Votre méthode se rapproche-t-elle de l’école américaine ou russe ?

C’est une excellente question ! Du temps de l’apartheid, l’école sud-africaine était à part. A mon arrivée en Afrique du Sud, après l’abolition de toutes les formes ségrégationnistes, j’ai appliqué la méthode hongroise connue à travers le monde entier. Au début, les athlètes ont eu beaucoup de difficultés d’adaptation à cette école faite de discipline et de rigueur à l’entraînement, voire même dans la vie active. Au bout de quatre années de dur labeur, nous sommes parvenus à de très bons résultats à l’échelle continentale et mondiale. Cette dynamique continue de donner des résultats.

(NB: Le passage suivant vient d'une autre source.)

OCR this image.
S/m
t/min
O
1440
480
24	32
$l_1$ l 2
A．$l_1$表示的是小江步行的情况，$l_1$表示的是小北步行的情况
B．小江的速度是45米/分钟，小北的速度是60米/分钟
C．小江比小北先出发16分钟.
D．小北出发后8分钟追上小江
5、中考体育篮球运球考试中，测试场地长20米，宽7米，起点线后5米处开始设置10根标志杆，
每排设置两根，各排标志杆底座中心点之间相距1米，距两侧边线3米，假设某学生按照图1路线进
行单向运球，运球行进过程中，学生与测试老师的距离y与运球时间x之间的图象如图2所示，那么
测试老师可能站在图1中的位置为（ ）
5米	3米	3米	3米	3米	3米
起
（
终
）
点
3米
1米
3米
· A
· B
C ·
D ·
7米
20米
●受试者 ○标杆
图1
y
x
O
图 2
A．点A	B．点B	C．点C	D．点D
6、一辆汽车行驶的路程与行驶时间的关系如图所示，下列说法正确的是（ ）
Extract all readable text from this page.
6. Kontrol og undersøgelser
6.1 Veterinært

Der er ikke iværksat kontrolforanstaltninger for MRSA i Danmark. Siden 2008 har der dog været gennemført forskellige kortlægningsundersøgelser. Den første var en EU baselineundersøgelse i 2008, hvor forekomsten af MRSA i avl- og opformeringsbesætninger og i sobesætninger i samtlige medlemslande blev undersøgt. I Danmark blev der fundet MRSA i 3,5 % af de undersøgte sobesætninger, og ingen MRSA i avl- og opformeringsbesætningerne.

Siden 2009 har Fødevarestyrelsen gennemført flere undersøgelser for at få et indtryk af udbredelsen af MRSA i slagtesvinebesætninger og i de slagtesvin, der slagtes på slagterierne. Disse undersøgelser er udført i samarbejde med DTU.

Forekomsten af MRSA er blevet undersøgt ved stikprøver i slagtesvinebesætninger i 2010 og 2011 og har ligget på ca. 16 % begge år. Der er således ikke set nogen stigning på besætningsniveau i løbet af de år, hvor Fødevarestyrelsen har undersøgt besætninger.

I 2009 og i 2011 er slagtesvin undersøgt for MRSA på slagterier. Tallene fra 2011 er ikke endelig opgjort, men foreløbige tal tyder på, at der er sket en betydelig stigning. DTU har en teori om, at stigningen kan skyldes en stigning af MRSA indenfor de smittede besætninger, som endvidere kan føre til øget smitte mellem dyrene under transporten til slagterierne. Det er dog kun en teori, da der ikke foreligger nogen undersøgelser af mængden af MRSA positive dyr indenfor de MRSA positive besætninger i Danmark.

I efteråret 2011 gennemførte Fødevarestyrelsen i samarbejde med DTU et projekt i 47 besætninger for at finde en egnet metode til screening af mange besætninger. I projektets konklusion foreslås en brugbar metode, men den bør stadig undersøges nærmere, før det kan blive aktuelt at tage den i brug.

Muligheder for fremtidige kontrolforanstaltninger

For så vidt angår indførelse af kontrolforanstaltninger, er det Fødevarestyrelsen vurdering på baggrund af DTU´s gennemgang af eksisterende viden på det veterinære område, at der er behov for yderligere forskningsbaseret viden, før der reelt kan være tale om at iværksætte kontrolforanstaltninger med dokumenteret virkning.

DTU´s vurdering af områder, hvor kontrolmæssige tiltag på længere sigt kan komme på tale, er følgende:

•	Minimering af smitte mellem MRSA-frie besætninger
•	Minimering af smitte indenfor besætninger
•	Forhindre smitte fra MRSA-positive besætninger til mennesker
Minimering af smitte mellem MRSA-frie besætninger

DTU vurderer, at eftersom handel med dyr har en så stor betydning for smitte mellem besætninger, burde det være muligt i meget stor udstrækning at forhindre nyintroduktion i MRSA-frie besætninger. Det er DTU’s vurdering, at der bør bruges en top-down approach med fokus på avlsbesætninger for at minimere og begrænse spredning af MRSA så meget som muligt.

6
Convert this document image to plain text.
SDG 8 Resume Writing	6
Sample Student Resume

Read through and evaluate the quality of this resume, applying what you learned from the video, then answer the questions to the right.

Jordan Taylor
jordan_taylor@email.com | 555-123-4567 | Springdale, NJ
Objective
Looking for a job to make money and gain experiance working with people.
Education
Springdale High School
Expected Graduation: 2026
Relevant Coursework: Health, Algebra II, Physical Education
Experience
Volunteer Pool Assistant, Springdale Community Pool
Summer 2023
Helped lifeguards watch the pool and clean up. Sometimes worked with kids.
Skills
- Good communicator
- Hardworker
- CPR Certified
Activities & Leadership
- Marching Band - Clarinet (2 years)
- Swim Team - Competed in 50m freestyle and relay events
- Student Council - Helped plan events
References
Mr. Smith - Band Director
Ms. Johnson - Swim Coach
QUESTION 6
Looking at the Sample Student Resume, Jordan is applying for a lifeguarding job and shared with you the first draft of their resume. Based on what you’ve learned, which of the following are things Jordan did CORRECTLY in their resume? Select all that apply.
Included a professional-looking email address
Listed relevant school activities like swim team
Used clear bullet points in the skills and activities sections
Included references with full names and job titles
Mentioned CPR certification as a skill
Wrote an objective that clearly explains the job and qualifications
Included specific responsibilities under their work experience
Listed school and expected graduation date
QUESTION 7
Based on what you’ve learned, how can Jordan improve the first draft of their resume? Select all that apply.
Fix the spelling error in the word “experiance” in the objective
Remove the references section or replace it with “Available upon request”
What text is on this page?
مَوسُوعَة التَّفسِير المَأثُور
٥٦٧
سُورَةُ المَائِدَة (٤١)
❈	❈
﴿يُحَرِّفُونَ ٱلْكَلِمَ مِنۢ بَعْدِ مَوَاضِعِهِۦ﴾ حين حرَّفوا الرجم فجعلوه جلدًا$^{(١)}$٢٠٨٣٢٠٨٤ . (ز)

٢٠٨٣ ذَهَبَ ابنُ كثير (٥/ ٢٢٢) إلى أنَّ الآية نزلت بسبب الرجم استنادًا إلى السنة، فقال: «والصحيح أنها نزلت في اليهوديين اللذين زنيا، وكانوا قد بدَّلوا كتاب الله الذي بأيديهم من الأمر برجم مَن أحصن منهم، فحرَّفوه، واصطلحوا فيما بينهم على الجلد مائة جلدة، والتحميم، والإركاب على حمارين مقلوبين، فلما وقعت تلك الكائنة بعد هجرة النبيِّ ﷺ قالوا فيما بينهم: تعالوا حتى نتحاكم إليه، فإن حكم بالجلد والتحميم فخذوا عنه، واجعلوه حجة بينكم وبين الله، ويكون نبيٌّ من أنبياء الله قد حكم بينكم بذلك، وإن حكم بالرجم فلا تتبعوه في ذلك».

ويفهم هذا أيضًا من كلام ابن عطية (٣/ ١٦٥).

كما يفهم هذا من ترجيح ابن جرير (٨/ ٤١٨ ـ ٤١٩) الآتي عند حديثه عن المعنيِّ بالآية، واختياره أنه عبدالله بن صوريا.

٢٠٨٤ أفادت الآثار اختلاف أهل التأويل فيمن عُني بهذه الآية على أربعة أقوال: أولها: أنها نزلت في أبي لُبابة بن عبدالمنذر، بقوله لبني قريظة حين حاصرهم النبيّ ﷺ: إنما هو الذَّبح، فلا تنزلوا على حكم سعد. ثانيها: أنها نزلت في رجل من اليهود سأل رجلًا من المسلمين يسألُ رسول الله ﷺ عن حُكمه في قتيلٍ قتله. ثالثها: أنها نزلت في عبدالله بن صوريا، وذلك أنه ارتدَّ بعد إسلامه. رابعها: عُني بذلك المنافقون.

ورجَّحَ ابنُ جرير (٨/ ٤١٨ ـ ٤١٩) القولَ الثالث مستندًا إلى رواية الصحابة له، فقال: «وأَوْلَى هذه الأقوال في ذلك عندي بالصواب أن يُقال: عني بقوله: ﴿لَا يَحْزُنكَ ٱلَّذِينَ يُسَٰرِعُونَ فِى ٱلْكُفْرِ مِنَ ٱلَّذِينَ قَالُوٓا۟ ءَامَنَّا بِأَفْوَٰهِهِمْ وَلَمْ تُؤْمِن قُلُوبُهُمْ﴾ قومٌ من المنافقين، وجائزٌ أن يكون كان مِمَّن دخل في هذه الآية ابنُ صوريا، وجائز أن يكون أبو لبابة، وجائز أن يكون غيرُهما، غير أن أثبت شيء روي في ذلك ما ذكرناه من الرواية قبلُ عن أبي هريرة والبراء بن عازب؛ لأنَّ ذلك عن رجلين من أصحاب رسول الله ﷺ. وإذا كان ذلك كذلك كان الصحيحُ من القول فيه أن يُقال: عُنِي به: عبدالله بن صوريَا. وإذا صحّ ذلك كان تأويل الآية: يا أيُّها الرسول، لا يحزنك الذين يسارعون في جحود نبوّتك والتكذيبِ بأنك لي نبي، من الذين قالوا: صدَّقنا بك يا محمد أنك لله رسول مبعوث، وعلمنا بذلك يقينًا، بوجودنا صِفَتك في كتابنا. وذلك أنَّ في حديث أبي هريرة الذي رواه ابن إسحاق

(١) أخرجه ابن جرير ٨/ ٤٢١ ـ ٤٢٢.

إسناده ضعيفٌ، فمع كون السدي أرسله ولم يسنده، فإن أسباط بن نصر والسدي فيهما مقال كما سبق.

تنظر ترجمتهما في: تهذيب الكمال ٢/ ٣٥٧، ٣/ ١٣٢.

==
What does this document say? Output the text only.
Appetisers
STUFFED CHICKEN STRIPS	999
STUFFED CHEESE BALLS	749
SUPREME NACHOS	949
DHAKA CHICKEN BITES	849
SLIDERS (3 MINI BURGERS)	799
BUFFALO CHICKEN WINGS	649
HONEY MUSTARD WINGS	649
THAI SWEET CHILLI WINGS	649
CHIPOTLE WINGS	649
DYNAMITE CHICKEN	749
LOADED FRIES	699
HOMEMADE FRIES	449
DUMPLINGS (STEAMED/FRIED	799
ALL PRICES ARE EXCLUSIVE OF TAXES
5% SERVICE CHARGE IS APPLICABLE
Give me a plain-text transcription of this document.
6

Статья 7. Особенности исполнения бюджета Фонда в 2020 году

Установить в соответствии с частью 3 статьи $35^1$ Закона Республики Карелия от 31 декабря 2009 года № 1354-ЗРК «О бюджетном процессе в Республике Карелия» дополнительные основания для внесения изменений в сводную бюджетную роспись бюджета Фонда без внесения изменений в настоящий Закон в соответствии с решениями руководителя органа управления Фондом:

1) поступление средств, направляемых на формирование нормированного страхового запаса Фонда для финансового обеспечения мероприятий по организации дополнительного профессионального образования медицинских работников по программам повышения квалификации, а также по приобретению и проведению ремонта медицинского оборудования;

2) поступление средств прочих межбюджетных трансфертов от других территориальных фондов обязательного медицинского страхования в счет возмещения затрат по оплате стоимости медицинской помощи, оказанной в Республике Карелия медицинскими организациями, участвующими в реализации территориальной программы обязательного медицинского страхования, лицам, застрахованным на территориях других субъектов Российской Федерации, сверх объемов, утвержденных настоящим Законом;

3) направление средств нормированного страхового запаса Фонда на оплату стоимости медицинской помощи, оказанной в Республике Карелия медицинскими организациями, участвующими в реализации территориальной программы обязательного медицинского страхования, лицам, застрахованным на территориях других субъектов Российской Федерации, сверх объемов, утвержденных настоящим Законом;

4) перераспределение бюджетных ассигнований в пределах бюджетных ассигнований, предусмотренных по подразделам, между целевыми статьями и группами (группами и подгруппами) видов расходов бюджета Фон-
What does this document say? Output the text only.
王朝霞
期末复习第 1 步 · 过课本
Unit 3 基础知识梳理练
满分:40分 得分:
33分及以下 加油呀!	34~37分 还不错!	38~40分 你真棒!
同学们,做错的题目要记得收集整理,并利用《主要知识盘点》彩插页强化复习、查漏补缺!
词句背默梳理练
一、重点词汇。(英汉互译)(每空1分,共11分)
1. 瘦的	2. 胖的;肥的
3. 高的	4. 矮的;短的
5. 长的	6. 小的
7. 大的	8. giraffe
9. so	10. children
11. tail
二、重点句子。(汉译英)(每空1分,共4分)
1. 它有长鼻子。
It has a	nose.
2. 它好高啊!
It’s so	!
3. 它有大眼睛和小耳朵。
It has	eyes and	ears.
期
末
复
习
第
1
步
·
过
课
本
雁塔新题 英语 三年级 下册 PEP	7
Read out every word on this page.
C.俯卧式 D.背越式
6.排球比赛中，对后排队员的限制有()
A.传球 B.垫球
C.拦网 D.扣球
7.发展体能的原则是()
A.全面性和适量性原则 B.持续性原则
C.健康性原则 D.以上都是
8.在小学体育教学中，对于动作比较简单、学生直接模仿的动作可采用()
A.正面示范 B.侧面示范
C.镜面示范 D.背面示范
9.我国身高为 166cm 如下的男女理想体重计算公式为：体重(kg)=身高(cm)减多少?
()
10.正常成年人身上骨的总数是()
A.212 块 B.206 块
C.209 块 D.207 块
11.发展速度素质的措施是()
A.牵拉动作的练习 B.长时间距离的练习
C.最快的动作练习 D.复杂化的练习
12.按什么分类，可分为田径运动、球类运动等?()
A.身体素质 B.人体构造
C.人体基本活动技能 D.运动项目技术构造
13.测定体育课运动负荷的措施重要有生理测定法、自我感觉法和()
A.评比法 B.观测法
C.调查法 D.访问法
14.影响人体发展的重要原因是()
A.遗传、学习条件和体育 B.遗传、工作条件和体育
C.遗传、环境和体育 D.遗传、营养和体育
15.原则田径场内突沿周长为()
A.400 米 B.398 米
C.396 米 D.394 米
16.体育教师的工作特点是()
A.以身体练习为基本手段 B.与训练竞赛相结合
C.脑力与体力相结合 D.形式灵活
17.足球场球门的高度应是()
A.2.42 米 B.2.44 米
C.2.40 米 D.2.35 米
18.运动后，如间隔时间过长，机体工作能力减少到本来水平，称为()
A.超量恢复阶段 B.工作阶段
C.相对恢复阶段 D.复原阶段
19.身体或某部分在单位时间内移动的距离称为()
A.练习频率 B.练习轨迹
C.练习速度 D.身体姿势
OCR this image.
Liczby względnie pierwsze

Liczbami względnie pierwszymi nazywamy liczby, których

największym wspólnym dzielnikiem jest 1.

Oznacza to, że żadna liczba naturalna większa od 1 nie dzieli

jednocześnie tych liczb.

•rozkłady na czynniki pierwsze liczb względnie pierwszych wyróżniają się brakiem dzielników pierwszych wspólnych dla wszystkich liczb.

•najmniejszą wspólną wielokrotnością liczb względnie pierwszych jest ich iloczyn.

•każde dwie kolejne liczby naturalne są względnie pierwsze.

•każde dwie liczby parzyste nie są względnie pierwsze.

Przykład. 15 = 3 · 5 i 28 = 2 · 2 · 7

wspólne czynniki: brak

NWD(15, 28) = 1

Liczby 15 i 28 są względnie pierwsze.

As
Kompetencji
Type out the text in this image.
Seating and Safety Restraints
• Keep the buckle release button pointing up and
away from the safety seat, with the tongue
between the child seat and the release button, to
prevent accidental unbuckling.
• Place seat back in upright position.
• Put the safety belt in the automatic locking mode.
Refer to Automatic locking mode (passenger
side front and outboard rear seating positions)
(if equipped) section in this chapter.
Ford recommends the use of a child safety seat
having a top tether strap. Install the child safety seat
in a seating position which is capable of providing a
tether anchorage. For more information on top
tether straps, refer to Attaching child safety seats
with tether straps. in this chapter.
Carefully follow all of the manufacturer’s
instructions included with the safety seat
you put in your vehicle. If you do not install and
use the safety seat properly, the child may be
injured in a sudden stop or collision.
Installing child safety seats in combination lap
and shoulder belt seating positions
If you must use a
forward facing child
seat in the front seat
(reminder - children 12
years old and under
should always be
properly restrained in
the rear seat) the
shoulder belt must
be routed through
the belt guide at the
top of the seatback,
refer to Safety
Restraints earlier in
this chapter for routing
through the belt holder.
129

Pour vous, quel est le morphotype du nageur africain ?

Je ne peux pas soutenir le fait que l’athlète africain est différent des autres. Par exemple, en Afrique du Sud, on m’a maintes fois déclaré que l’athlète noir ne savait pas nager. Comme je n’ai aucun préjugé sur cette question de race, et encore moins de religion, j’ai fait le pari de former des compétiteurs de couleur. J’en ai eu trois. Le premier à s’illustrer est Nordin Razing vainqueur de la finale du 200m papillon au championnat Sud -Africain en l’an 2000. Tout comme Zaïda Jardin, championne également au 50m brasse et dernièrement Sharon Van Berg championne dans trois épreuves au dernier championnat d’Afrique du Sud. Je suis donc convaincu que ce n’est pas la race qui détermine les prédispositions des nageurs, ce sont les méthodes de travail qui différent. Les épreuves de natation sont tellement nombreuses, qu’il faut à un moment se spécialiser. Les athlètes africains, encore une fois, ne sont pas différents des autres. Ils peuvent concourir sur n’importe quelle distance, à l’image de Ryk Neethling devenu champion olympique au 4x100m nage libre alors qu’il était aligné précédemment au 400m NL. Même pour Oussama Mellouli, le nageur tunisien, spécialiste dans les épreuves de fond, arrivera un jour où il se spécialisera au sprint. 

Votre conclusion ?

En ma qualité d’ancien joueur international en water-polo, j’aimerai aussi connaître le niveau de cette discipline en Algérie. Je dis toujours que si la natation est ma femme, le water-polo est ma maîtresse. Je ne peux pas vivre sans les deux. Aussi, je serai très honoré de prendre en charge votre équipe nationale.